Deutsche Unternehmen setzen Existenz aufs Spiel

25. November 2020 - Hohe Forderungsrisiken lassen Firmen hierzulande um ihre Existenz bangen. Seit Beginn der Corona-Pandemie fielen 7 Prozent der Gesamtforderungen von hiesigen Unternehmen aus. Eine Studie von Atradius zeigt, dass jede zweite Firma in den vergangenen Monaten von Zahlungsverzügen betroffen war.

„Viele Unternehmen befinden sich aufgrund der Corona-Krise in der wohl schwierigsten Situation ihrer Firmengeschichte. Doch gerade jetzt sollten Lieferanten nur verantwortbare Risiken eingehen und nicht auf die Strategie 'Geschäftsabschluss um jeden Preis' setzen", sagt Dr. Thomas Langen, Senior Regional Director Deutschland, Mittel- und Osteuropa von Atradius(www.atradius.de).

So lässt sich ein großer Teil der deutschen Lieferanten in der Corona-Krise auf enorme Forderungsrisiken ein, um Umsätze zu erzielen und wettbewerbsfähig zu bleiben. Dabei setzen sie ihre Existenz aufs Spiel. Das geht aus dem aktuellen Zahlungsmoralbarometer Deutschland des internationalen Kreditversicherers Atradius hervor.
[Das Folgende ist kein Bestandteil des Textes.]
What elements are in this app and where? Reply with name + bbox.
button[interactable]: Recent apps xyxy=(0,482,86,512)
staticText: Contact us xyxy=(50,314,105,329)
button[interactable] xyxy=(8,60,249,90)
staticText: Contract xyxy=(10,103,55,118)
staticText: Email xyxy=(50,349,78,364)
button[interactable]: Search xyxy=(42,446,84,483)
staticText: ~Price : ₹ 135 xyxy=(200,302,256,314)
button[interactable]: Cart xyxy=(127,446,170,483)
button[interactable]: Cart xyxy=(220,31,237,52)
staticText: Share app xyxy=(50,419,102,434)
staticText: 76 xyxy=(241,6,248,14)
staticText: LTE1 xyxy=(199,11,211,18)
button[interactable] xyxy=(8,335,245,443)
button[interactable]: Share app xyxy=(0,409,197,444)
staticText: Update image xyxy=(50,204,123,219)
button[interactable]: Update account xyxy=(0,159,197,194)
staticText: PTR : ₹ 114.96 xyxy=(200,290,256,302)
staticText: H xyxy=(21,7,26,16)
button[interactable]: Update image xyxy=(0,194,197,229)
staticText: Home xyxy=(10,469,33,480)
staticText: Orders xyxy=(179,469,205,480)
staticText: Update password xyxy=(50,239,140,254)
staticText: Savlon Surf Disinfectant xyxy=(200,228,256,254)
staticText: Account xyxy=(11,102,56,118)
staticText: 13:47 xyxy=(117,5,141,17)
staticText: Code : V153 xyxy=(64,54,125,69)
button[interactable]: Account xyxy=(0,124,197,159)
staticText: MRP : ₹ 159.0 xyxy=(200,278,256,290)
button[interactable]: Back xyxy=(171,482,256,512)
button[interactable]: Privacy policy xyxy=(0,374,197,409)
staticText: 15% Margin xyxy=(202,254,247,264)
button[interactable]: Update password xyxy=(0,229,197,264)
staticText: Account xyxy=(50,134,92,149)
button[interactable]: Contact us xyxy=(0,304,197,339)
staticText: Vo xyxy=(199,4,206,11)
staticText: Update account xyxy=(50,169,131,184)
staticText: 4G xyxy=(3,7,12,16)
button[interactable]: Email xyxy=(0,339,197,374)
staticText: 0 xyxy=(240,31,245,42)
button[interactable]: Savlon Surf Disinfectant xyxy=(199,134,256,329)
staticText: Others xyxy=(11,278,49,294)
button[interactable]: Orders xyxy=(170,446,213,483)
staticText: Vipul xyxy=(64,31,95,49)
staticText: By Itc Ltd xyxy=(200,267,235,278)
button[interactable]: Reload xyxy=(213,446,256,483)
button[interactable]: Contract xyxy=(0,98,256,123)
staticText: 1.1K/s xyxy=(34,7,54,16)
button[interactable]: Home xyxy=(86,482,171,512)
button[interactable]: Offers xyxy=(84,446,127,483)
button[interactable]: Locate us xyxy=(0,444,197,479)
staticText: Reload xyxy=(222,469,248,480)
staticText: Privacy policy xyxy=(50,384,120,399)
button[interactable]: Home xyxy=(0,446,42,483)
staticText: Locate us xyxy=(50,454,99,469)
Demnach fielen seit Beginn der Pandemie 7 Prozent des Gesamtwerts der Forderungen von Firmen aus und mussten als uneinbringlich abgeschrieben werden. Das entspricht mehr als einer Verdreifachung zur Vorjahresstudie, bei der dieser Wert noch bei 2,1 Prozent lag. Der Anteil der deutschen Firmen, die in den vergangenen Monaten von Zahlungsverzügen betroffen waren, ist auf 53 Prozent gestiegen (Vorjahresstudie: 32 Prozent). Trotzdem planen mehr als zwei Drittel der Befragten, dass sie die Risiken für Zahlungsausfälle in den kommenden Monaten vom eigenen Unternehmen tragen lassen und in die Selbstversicherung gehen wollen. 34 Prozent der befragten Unternehmen gewährten seit März häufiger Zahlungsziele als vor dem Ausbruch der Pandemie, insbesondere bei Geschäften mit inländischen kleinen und mittelständischen Kunden. Die von den Studienteilnehmern eingeräumten Zahlungsfristen haben sich mit durchschnittlich 92 Tagen mehr als vervierfacht (Vorjahresstudie: 22 Tage).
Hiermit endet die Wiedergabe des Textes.